Where's the destroying?  For whatever reason. That strikes me as a funny question to ask.


Sent from my iPad using Tapatalk


----------



## cwk (May 16, 2012)

Good on those guys for getting in there and fighting. Might not be the most skilled or prettiest display of WC but their were some good moments and kudos for testing themselves in a competitive environment OUTSIDE of their own school.


----------



## Siunimtao (May 17, 2012)

Steve said:


> Where's the destroying? For whatever reason. That strikes me as a funny question to ask.
> 
> 
> Sent from my iPad using Tapatalk




Destroy is a term used to Finish the Opponent, Finish The Fight, A Fight should be over in Seconds,
I woulnt wont to Use Wing Chun To Hit Some one unless I had to for self Protection, Its Pure Self Defence after all,
If you want to hurt Them, Strike thier Chin, If you want to end the fight Strike em in The Chest,


----------



## mook jong man (May 17, 2012)

There was no controlling , because there was no "sticking".
What you have is basically one person bridging the gap with a kick that in most cases was too high and out of range and then a contest of "continuous punch versus continuous punch.
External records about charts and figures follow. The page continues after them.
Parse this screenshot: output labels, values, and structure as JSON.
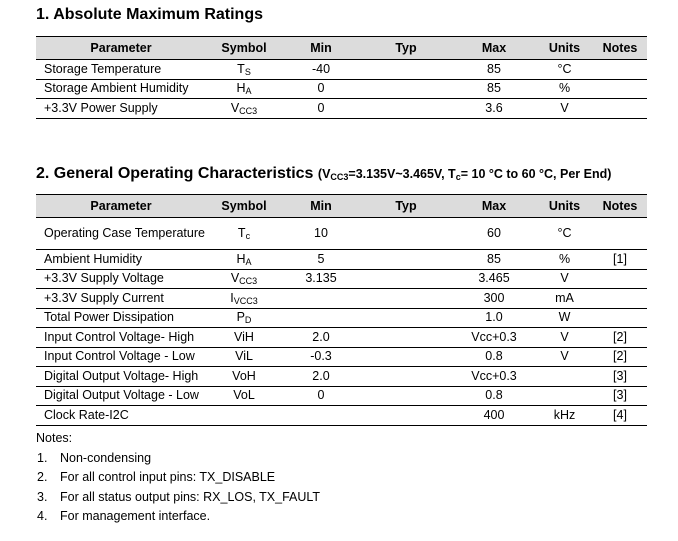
{
  "section1": {
    "title": "1. Absolute Maximum Ratings",
    "headers": [
      "Parameter",
      "Symbol",
      "Min",
      "Typ",
      "Max",
      "Units",
      "Notes"
    ],
    "rows": [
      {
        "param": "Storage Temperature",
        "sym": "T",
        "sub": "S",
        "min": "-40",
        "typ": "",
        "max": "85",
        "units": "°C",
        "notes": ""
      },
      {
        "param": "Storage Ambient Humidity",
        "sym": "H",
        "sub": "A",
        "min": "0",
        "typ": "",
        "max": "85",
        "units": "%",
        "notes": ""
      },
      {
        "param": "+3.3V Power Supply",
        "sym": "V",
        "sub": "CC3",
        "min": "0",
        "typ": "",
        "max": "3.6",
        "units": "V",
        "notes": ""
      }
    ]
  },
  "section2": {
    "title": "2. General Operating Characteristics",
    "conditions": "(V",
    "conditions_sub": "CC3",
    "conditions_mid": "=3.135V~3.465V, T",
    "conditions_sub2": "c",
    "conditions_end": "= 10 °C to 60 °C, Per End)",
    "headers": [
      "Parameter",
      "Symbol",
      "Min",
      "Typ",
      "Max",
      "Units",
      "Notes"
    ],
    "rows": [
      {
        "param": "Operating Case Temperature",
        "sym": "T",
        "sub": "c",
        "min": "10",
        "typ": "",
        "max": "60",
        "units": "°C",
        "notes": "",
        "tall": true
      },
      {
        "param": "Ambient Humidity",
        "sym": "H",
        "sub": "A",
        "min": "5",
        "typ": "",
        "max": "85",
        "units": "%",
        "notes": "[1]"
      },
      {
        "param": "+3.3V Supply Voltage",
        "sym": "V",
        "sub": "CC3",
        "min": "3.135",
        "typ": "",
        "max": "3.465",
        "units": "V",
        "notes": ""
      },
      {
        "param": "+3.3V Supply Current",
        "sym": "I",
        "sub": "VCC3",
        "min": "",
        "typ": "",
        "max": "300",
        "units": "mA",
        "notes": ""
      },
      {
        "param": "Total Power Dissipation",
        "sym": "P",
        "sub": "D",
        "min": "",
        "typ": "",
        "max": "1.0",
        "units": "W",
        "notes": ""
      },
      {
        "param": "Input Control Voltage- High",
        "sym": "ViH",
        "sub": "",
        "min": "2.0",
        "typ": "",
        "max": "Vcc+0.3",
        "units": "V",
        "notes": "[2]"
      },
      {
        "param": "Input Control Voltage - Low",
        "sym": "ViL",
        "sub": "",
        "min": "-0.3",
        "typ": "",
        "max": "0.8",
        "units": "V",
        "notes": "[2]"
      },
      {
        "param": "Digital Output Voltage- High",
        "sym": "VoH",
        "sub": "",
        "min": "2.0",
        "typ": "",
        "max": "Vcc+0.3",
        "units": "",
        "notes": "[3]"
      },
      {
        "param": "Digital Output Voltage - Low",
        "sym": "VoL",
        "sub": "",
        "min": "0",
        "typ": "",
        "max": "0.8",
        "units": "",
        "notes": "[3]"
      },
      {
        "param": "Clock Rate-I2C",
        "sym": "",
        "sub": "",
        "min": "",
        "typ": "",
        "max": "400",
        "units": "kHz",
        "notes": "[4]"
      }
    ]
  },
  "notes": {
    "heading": "Notes:",
    "items": [
      {
        "idx": "1.",
        "text": "Non-condensing"
      },
      {
        "idx": "2.",
        "text": "For all control input pins: TX_DISABLE"
      },
      {
        "idx": "3.",
        "text": "For all status output pins: RX_LOS, TX_FAULT"
      },
      {
        "idx": "4.",
        "text": "For management interface."
      }
    ]
  }
}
There was a lack of wrist latching once forearm contact was made and I didn't see any attempt at a Seung Bong to try and jam up the chain punching.
I'd say a bit more chi sau sparring and lap sau drills wouldn't hurt them , they can bridge the gap , they just don't know what to do once they get in there , apart from exchange chain punches with each other.

As for destroying , do we really want to see real Wing Chun?
Do we want to see some poor sod , helpless with both his arms trapped , getting hit multiple times in the throat before being finished off with a Biu Sze elbow to the sternum , I for one don't.

Sure , they were rough around the edges , but they made up for it in aggression.
Those Russians are bloody hardcore mate , they are going to be a force to be reckoned with in the future once they get a bit more technical expertise under their belt.


----------